In an effort to build a sense of community and collegiality among the Freshman class, while giving students the intellectual foundation and skills they need to flourish throughout their lives, the College of Arts and Letters (CAL) at Stevens Institute of Technology presents The Freshman Experience.
This experience centers on a sequence of two common courses that every new student at Stevens takes during the first year:
- CAL 103 - Writing and Communications
- CAL 105 - CAL Colloquium: Knowledge, Nature, Culture.
Together these courses provide students with the foundation they need to become reflective, critical, expressive and articulate, intellectually confident and, perhaps most important, truly innovative. It also helps them become oriented to college life while giving them a common base across majors and schools, enabling them to build a sense of solidarity and community.
Both courses comprising the Freshman Experience at Stevens follow common syllabi and make use of the same textbooks, which means that every Stevens Freshman reads and discusses the same material, regardless of section or instructor. This allows students to engage in discussions and debates about the material outside the classroom. The text for CAL 105 has been published by Stevens and is given to all incoming students as our gift.
Benefits of the Freshman Experience
- Sets the benchmark for standards in college-level writing and communications.
- Provides a common curriculum and texts that become the subject of further inquiry and discussion outside of the classroom.
- Introduces small class sizes that encourage peer and student-faculty collegiality.
- Exposes students to influential texts that have impacted global thought over millennia.
- Directs students to understand ideas in texts and apply them to our modern times.
- Provides an intellectual and structural foundation for leadership development.
The Freshman Experience Courses
CAL 103 - Writing and Communications
CAL 103 enhances students’ communication skills through an emphasis on textual analysis, academic research, and public presentation. The course empowers students with the written and oral communication skills they will need for success in both the academic and professional worlds. Special attention is given to providing strategies for formulating independent thought through the analysis of ideas presented by some of the world’s greatest authors. Through their own writing, students are then able to apply what they have learned to contemporary issues in today’s global society. Topics covered in the readings include leadership and ethics, as well as the relationship between the humanities, science, and technology. As part of the course, students are introduced to the rich resources available to them in S.C. Williams Library.
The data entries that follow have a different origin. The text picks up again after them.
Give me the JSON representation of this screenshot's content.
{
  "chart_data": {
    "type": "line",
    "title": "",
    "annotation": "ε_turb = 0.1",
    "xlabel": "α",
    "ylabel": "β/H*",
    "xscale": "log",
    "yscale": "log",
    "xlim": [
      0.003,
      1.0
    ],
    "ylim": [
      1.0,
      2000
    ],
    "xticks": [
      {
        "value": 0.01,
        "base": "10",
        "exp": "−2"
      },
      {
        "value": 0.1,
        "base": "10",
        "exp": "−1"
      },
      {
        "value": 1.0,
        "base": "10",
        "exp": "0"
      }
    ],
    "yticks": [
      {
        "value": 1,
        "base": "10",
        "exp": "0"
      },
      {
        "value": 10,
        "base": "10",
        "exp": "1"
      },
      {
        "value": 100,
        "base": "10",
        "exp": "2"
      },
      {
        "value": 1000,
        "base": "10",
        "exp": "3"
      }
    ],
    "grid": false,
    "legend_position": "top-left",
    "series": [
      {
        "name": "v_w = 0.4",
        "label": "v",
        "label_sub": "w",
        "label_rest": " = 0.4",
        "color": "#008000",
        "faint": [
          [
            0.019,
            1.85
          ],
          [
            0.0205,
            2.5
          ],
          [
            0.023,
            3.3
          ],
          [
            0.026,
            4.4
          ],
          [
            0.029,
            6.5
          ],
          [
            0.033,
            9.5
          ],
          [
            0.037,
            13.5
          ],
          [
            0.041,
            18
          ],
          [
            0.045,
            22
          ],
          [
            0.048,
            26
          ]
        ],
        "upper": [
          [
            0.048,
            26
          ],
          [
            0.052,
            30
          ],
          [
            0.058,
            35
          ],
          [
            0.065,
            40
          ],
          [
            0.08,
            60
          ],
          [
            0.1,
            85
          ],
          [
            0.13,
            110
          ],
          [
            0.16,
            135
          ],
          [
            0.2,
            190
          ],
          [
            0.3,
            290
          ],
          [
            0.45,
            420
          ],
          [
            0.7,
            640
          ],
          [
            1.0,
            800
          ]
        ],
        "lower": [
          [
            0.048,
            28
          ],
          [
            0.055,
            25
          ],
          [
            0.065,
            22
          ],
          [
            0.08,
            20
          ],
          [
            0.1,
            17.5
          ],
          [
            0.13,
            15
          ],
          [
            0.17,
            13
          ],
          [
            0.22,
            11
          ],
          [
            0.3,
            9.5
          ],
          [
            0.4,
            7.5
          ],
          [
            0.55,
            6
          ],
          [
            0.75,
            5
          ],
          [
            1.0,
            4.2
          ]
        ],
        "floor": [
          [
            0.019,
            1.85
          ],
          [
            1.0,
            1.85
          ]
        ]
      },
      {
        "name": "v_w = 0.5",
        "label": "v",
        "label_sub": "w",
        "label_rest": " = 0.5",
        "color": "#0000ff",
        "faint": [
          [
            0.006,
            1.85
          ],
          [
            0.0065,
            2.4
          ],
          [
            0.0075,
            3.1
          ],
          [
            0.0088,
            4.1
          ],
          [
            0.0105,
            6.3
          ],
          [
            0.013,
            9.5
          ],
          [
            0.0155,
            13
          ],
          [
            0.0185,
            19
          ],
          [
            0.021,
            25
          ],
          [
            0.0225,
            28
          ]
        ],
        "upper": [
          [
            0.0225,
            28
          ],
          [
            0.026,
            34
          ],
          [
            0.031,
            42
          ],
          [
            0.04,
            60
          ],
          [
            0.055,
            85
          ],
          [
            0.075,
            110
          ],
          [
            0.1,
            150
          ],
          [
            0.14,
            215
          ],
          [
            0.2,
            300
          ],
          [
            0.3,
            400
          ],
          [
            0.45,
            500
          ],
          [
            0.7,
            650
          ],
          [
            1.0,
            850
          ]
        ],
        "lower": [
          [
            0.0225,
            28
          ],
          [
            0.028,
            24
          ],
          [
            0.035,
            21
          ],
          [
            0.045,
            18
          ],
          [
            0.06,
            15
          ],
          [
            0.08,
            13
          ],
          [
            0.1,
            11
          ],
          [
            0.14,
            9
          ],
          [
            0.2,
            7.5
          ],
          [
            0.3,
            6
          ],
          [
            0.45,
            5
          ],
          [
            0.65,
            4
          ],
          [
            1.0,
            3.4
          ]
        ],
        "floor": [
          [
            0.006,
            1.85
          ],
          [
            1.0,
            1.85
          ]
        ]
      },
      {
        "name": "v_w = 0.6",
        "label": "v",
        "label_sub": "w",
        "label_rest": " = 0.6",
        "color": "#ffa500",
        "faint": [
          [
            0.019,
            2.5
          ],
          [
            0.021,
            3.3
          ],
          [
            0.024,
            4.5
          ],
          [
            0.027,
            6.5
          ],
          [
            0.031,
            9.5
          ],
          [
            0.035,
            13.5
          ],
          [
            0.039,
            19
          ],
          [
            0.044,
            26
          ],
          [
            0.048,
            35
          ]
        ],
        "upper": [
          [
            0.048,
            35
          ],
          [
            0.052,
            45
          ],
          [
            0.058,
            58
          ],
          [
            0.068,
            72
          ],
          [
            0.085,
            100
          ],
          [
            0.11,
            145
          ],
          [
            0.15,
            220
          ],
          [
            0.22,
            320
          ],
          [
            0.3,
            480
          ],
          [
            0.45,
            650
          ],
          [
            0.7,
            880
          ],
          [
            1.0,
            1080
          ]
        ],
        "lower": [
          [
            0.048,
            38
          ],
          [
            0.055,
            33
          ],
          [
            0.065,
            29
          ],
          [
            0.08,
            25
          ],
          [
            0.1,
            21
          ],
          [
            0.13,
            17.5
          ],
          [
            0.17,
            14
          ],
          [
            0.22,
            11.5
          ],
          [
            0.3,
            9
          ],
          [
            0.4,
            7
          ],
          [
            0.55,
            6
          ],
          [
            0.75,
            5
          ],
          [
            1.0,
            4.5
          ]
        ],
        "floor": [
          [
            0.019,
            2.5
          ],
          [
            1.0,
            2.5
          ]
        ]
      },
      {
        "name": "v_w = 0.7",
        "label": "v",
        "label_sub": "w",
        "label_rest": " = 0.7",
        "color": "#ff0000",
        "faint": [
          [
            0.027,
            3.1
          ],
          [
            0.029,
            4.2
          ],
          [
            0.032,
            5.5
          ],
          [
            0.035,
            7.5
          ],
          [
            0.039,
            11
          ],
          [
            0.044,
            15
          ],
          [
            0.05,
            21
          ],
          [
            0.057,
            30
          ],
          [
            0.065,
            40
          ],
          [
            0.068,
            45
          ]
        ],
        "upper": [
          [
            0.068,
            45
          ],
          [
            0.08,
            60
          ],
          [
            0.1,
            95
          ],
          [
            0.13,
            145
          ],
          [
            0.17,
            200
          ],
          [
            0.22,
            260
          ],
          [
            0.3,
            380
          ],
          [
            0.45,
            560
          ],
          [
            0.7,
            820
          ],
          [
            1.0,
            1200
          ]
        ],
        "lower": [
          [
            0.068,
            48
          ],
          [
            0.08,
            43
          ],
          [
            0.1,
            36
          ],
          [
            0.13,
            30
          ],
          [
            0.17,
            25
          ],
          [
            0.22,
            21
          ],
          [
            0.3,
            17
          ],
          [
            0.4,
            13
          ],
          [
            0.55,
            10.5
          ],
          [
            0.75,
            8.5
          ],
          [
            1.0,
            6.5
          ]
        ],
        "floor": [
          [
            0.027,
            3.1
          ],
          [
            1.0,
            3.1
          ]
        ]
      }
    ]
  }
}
CAL 105 - CAL Colloquium: Knowledge, Nature, Culture
CAL 105 introduces students to all the humanistic disciplines offered by the College of Arts and Letters – history, literature, philosophy, the social sciences, art, and music – in a focused and meaningful way. By studying seminal works and engaging in discussions and debates surrounding the topics and ideas presented, students learn how to think critically, examine evidence in formulating ideas, subject opinions to rational evaluation, and to value and respect a wide diversity of opinions and points of view. This course enables students to appreciate the enduring importance of the humanities, social sciences, and arts, and to recognize their relevance to contemporary society.